The announcement, made yesterday by Metro Board Chair Ara Najarian, will finally mark completion on the more than $1.8-billion project, which adds 1.9 miles of subway tunnel beneath Downtown Los Angeles. The alignment, which snakes underneath Flower and 2nd Streets between the Financial District and Little Tokyo, will connect and merge the A, E, and L Lines.

View of public art at Grand Ave Arts/Bunker Hill StationMetro

Stops include the rebuilt Little Tokyo/Arts District Station, which has now been moved underground at the intersection of 1st Street and Central Avenue, as well the new Historic Broadway Station at 2nd Street and Broadway and the Grand Avenue Arts/Bunker Hill Station and 2nd Place and Hope Street. The connector will allow easy access to the Walt Disney Concert Hall, the Music Center, Grand Park, the Colburn School, MOCA, The Broad, Grand Central Market, and other destinations.

The tunnel will allow through routing of light rail trains between Little Tokyo and 7th Street/Metro Center Station, saving commuters up to 20 minutes per trip by reducing the need for transfers. Moving forward, the three existing light rail lines will be merged into two, with the A Line running north-south from Azusa to Long Beach and the E Line traveling east-west East Los Angeles to Santa Monica. Service will launch with existing 10-minute peak frequencies and 12-minute midday and weekend service levels for both the A and E lines.

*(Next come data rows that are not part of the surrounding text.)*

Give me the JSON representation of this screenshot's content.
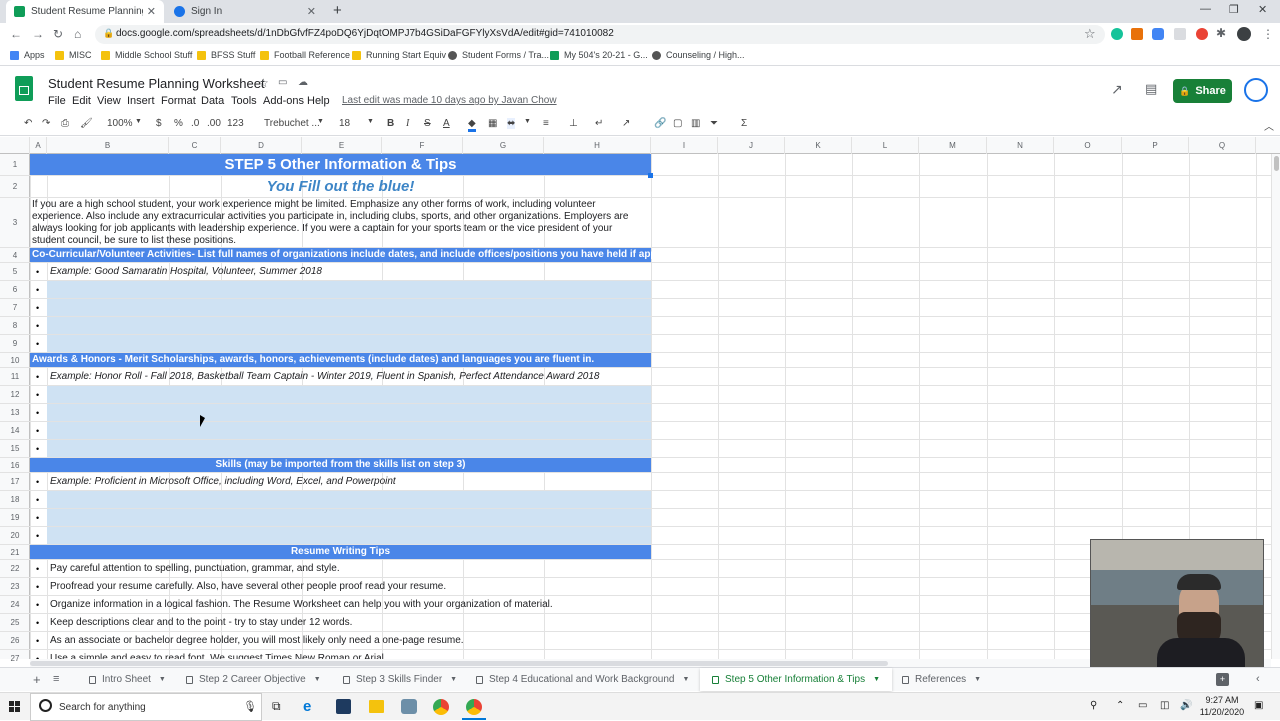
{
  "browser": {
    "tabs": [
      {
        "title": "Student Resume Planning Worksh",
        "active": true,
        "favicon_color": "#0f9d58"
      },
      {
        "title": "Sign In",
        "active": false,
        "favicon_color": "#1a73e8"
      }
    ],
    "url": "docs.google.com/spreadsheets/d/1nDbGfvfFZ4poDQ6YjDqtOMPJ7b4GSiDaFGFYlyXsVdA/edit#gid=741010082",
    "bookmarks": [
      "Apps",
      "MISC",
      "Middle School Stuff",
      "BFSS Stuff",
      "Football Reference",
      "Running Start Equiv",
      "Student Forms / Tra...",
      "My 504's 20-21 - G...",
      "Counseling / High..."
    ]
  },
  "sheets": {
    "title": "Student Resume Planning Worksheet",
    "menu": [
      "File",
      "Edit",
      "View",
      "Insert",
      "Format",
      "Data",
      "Tools",
      "Add-ons",
      "Help"
    ],
    "last_edit": "Last edit was made 10 days ago by Javan Chow",
    "share_label": "Share",
    "toolbar": {
      "zoom": "100%",
      "currency": "$",
      "percent": "%",
      "dec_less": ".0",
      "dec_more": ".00",
      "format": "123",
      "font": "Trebuchet ...",
      "size": "18",
      "bold": "B",
      "italic": "I",
      "strike": "S",
      "textcolor": "A"
    },
    "columns": [
      "A",
      "B",
      "C",
      "D",
      "E",
      "F",
      "G",
      "H",
      "I",
      "J",
      "K",
      "L",
      "M",
      "N",
      "O",
      "P",
      "Q"
    ],
    "rows": [
      "1",
      "2",
      "3",
      "4",
      "5",
      "6",
      "7",
      "8",
      "9",
      "10",
      "11",
      "12",
      "13",
      "14",
      "15",
      "16",
      "17",
      "18",
      "19",
      "20",
      "21",
      "22",
      "23",
      "24",
      "25",
      "26",
      "27"
    ],
    "cells": {
      "r1": "STEP 5 Other Information & Tips",
      "r2": "You Fill out the blue!",
      "r3_l1": "If you are a high school student, your work experience might be limited. Emphasize any other forms of work, including volunteer",
      "r3_l2": "experience. Also include any extracurricular activities you participate in, including clubs, sports, and other organizations. Employers are",
      "r3_l3": "always looking for job applicants with leadership experience. If you were a captain for your sports team or the vice president of your",
      "r3_l4": "student council, be sure to list these positions.",
      "r4": "Co-Curricular/Volunteer Activities- List full names of organizations include dates, and include offices/positions you have held if applicable",
      "r5": "Example: Good Samaratin Hospital, Volunteer, Summer 2018",
      "r10": "Awards & Honors - Merit Scholarships, awards, honors, achievements (include dates) and languages you are fluent in.",
      "r11": "Example: Honor Roll - Fall 2018, Basketball Team Captain - Winter 2019, Fluent in Spanish, Perfect Attendance Award 2018",
      "r16": "Skills (may be imported from the skills list on step 3)",
      "r17": "Example: Proficient in Microsoft Office, including Word, Excel, and Powerpoint",
      "r21": "Resume Writing Tips",
      "r22": "Pay careful attention to spelling, punctuation, grammar, and style.",
      "r23": "Proofread your resume carefully. Also, have several other people proof read your resume.",
      "r24": "Organize information in a logical fashion. The Resume Worksheet can help you with your organization of material.",
      "r25": "Keep descriptions clear and to the point - try to stay under 12 words.",
      "r26": "As an associate or bachelor degree holder, you will most likely only need a one-page resume.",
      "r27": "Use a simple and easy to read font. We suggest Times New Roman or Arial."
    },
    "sheet_tabs": [
      "Intro Sheet",
      "Step 2 Career Objective",
      "Step 3 Skills Finder",
      "Step 4 Educational and Work Background",
      "Step 5 Other Information & Tips",
      "References"
    ],
    "active_sheet": "Step 5 Other Information & Tips",
    "colors": {
      "header_blue": "#4a86e8",
      "fill_blue": "#cfe2f3",
      "title_blue": "#3d85c6",
      "share_green": "#188038"
    }
  },
  "taskbar": {
    "search_placeholder": "Search for anything",
    "time": "9:27 AM",
    "date": "11/20/2020"
  }
}
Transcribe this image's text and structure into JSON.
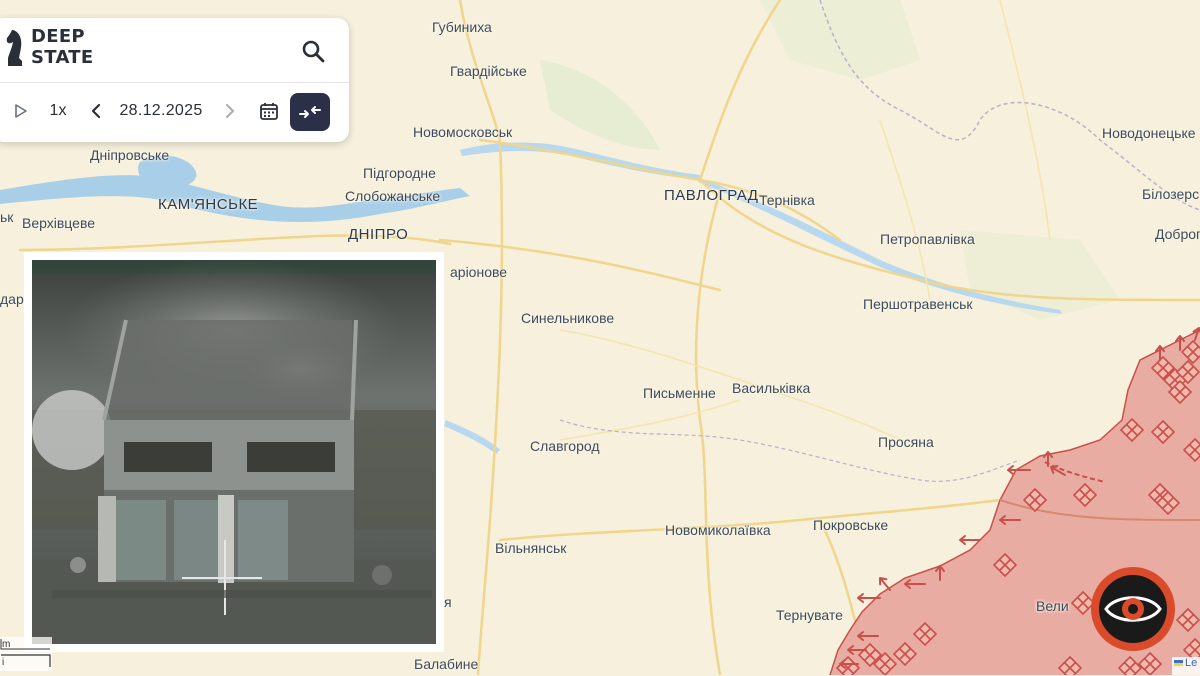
{
  "app": {
    "logo_line1": "DEEP",
    "logo_line2": "STATE"
  },
  "timeline": {
    "speed": "1x",
    "date": "28.12.2025"
  },
  "map": {
    "places": [
      {
        "name": "Губиниха"
      },
      {
        "name": "Гвардійське"
      },
      {
        "name": "Новомосковськ"
      },
      {
        "name": "Дніпровське"
      },
      {
        "name": "Підгородне"
      },
      {
        "name": "Слобожанське"
      },
      {
        "name": "КАМ'ЯНСЬКЕ",
        "major": true
      },
      {
        "name": "ДНІПРО",
        "major": true
      },
      {
        "name": "Верхівцеве"
      },
      {
        "name": "ПАВЛОГРАД",
        "major": true
      },
      {
        "name": "Тернівка"
      },
      {
        "name": "Новодонецьке"
      },
      {
        "name": "Білозерс"
      },
      {
        "name": "Доброп"
      },
      {
        "name": "Петропавлівка"
      },
      {
        "name": "аріонове"
      },
      {
        "name": "Синельникове"
      },
      {
        "name": "Першотравенськ"
      },
      {
        "name": "Письменне"
      },
      {
        "name": "Васильківка"
      },
      {
        "name": "Славгород"
      },
      {
        "name": "Просяна"
      },
      {
        "name": "Новомиколаївка"
      },
      {
        "name": "Покровське"
      },
      {
        "name": "Вільнянськ"
      },
      {
        "name": "Тернувате"
      },
      {
        "name": "Балабине"
      },
      {
        "name": "Вели"
      },
      {
        "name": "я"
      },
      {
        "name": "ьк"
      },
      {
        "name": "дар"
      }
    ],
    "scale_label_1": "m",
    "scale_label_2": "i",
    "attribution": "Le",
    "colors": {
      "background": "#f6f0dc",
      "occupied": "#e8a49c",
      "occupied_border": "#c8504a",
      "water": "#a9cfe8",
      "roads": "#f2d68a"
    }
  }
}
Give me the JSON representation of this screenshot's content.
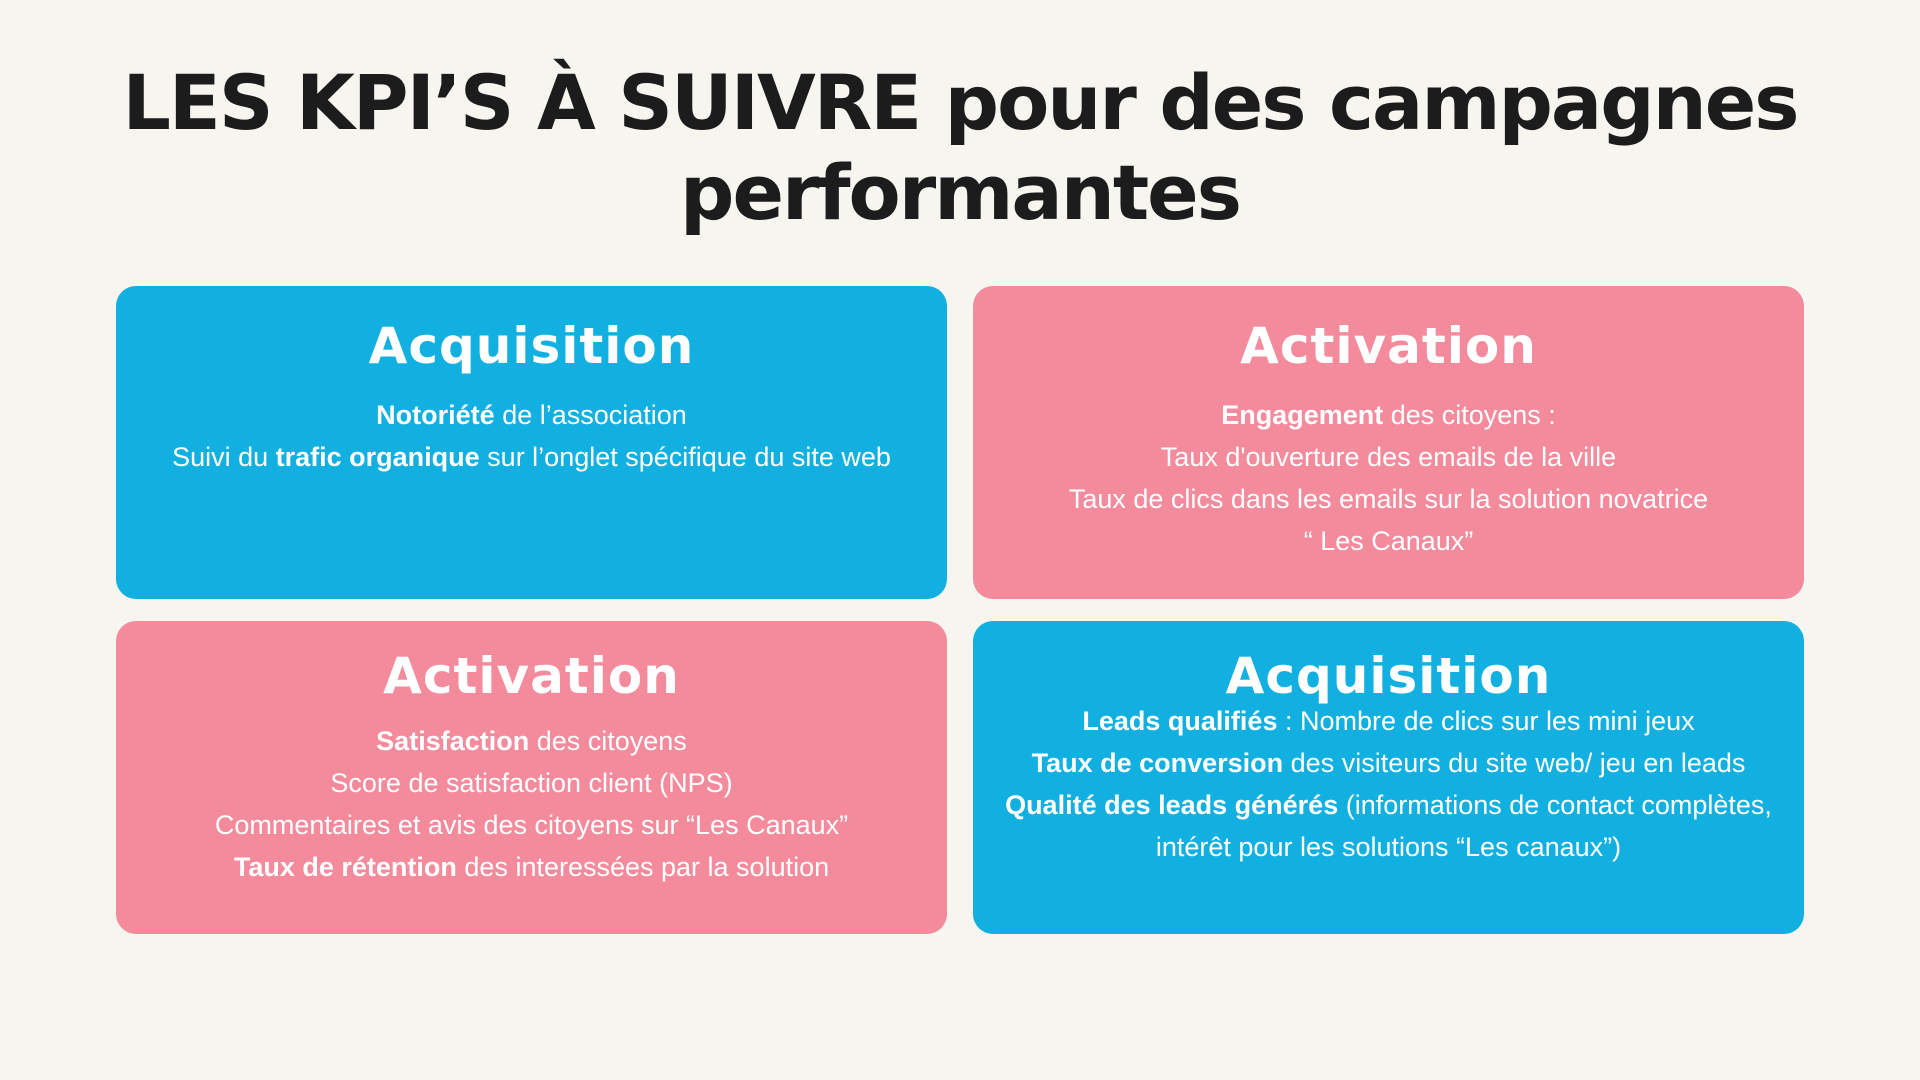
{
  "title": "LES KPI’S À SUIVRE pour des campagnes performantes",
  "cards": [
    {
      "title": "Acquisition",
      "color": "#12b0e0",
      "lines": [
        {
          "bold": "Notoriété",
          "text": " de l’association"
        },
        {
          "pre": "Suivi du ",
          "bold": "trafic organique",
          "text": " sur l’onglet spécifique du site web"
        }
      ]
    },
    {
      "title": "Activation",
      "color": "#f38b9c",
      "lines": [
        {
          "bold": "Engagement",
          "text": " des citoyens :"
        },
        {
          "text": "Taux d'ouverture des emails de la ville"
        },
        {
          "text": "Taux de clics dans les emails sur la solution novatrice"
        },
        {
          "text": "“ Les Canaux”"
        }
      ]
    },
    {
      "title": "Activation",
      "color": "#f38b9c",
      "lines": [
        {
          "bold": "Satisfaction",
          "text": " des citoyens"
        },
        {
          "text": "Score de satisfaction client (NPS)"
        },
        {
          "text": "Commentaires et avis des citoyens sur “Les Canaux”"
        },
        {
          "bold": "Taux de rétention",
          "text": " des interessées par la solution"
        }
      ]
    },
    {
      "title": "Acquisition",
      "color": "#12b0e0",
      "lines": [
        {
          "bold": "Leads qualifiés",
          "text": "  : Nombre de clics sur les mini jeux"
        },
        {
          "bold": "Taux de conversion",
          "text": " des visiteurs du site web/ jeu en leads"
        },
        {
          "bold": "Qualité des leads générés",
          "text": " (informations de contact complètes, intérêt pour les solutions “Les canaux”)"
        }
      ]
    }
  ]
}
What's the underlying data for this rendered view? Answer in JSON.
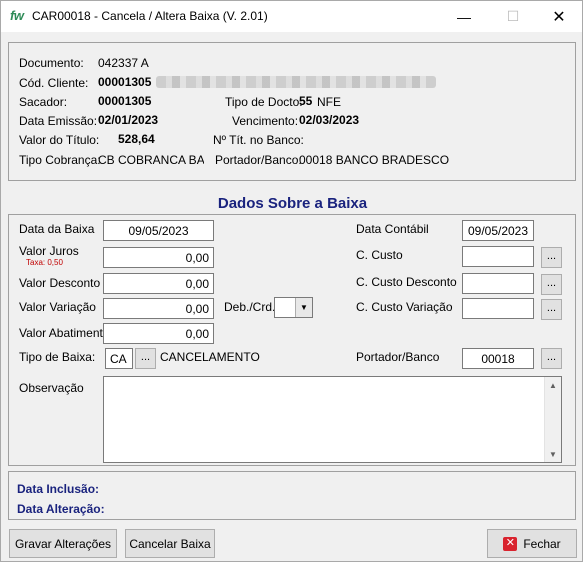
{
  "window": {
    "app_icon": "fw",
    "title": "CAR00018 - Cancela / Altera Baixa  (V. 2.01)",
    "min_glyph": "—",
    "max_glyph": "☐",
    "close_glyph": "✕"
  },
  "header": {
    "documento_label": "Documento:",
    "documento_value": "042337   A",
    "cod_cliente_label": "Cód. Cliente:",
    "cod_cliente_value": "00001305",
    "sacador_label": "Sacador:",
    "sacador_value": "00001305",
    "tipo_docto_label": "Tipo de Docto:",
    "tipo_docto_num": "55",
    "tipo_docto_text": "NFE",
    "data_emissao_label": "Data Emissão:",
    "data_emissao_value": "02/01/2023",
    "vencimento_label": "Vencimento:",
    "vencimento_value": "02/03/2023",
    "valor_titulo_label": "Valor do Título:",
    "valor_titulo_value": "528,64",
    "num_tit_banco_label": "Nº Tít. no Banco:",
    "tipo_cobranca_label": "Tipo Cobrança:",
    "tipo_cobranca_value": "CB  COBRANCA BANI",
    "portador_banco_label": "Portador/Banco:",
    "portador_banco_value": "00018  BANCO BRADESCO"
  },
  "baixa": {
    "section_title": "Dados Sobre a Baixa",
    "data_baixa_label": "Data da Baixa",
    "data_baixa_value": "09/05/2023",
    "valor_juros_label": "Valor Juros",
    "taxa_label": "Taxa: 0,50",
    "valor_juros_value": "0,00",
    "valor_desconto_label": "Valor Desconto",
    "valor_desconto_value": "0,00",
    "valor_variacao_label": "Valor Variação",
    "valor_variacao_value": "0,00",
    "deb_crd_label": "Deb./Crd.",
    "deb_crd_value": "",
    "valor_abatimento_label": "Valor Abatimento:",
    "valor_abatimento_value": "0,00",
    "tipo_baixa_label": "Tipo de Baixa:",
    "tipo_baixa_code": "CA",
    "tipo_baixa_text": "CANCELAMENTO",
    "data_contabil_label": "Data Contábil",
    "data_contabil_value": "09/05/2023",
    "c_custo_label": "C. Custo",
    "c_custo_value": "",
    "c_custo_desconto_label": "C. Custo Desconto",
    "c_custo_desconto_value": "",
    "c_custo_variacao_label": "C. Custo Variação",
    "c_custo_variacao_value": "",
    "portador_banco_label": "Portador/Banco",
    "portador_banco_value": "00018",
    "observacao_label": "Observação",
    "observacao_value": "",
    "lookup_glyph": "..."
  },
  "footer": {
    "data_inclusao_label": "Data Inclusão:",
    "data_alteracao_label": "Data Alteração:"
  },
  "buttons": {
    "gravar_label": "Gravar Alterações",
    "cancelar_label": "Cancelar Baixa",
    "fechar_label": "Fechar",
    "fechar_icon": "✕"
  }
}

View of station platform at Grand Ave Arts/Bunker Hill StationMetro

Metro has previously estimated that the completed project will serve up to 88,000 daily passengers, with 17,000 of them being new riders.

The debut of the Regional Connector will follow less than one year after the launch of the K Line, which will eventually provide a long-sought rail link to LAX, as well as the C and E Lines. Both of those extensions were beset by numerous delays since breaking ground in 2014, with expected opening dates pushed back on multiple occasions.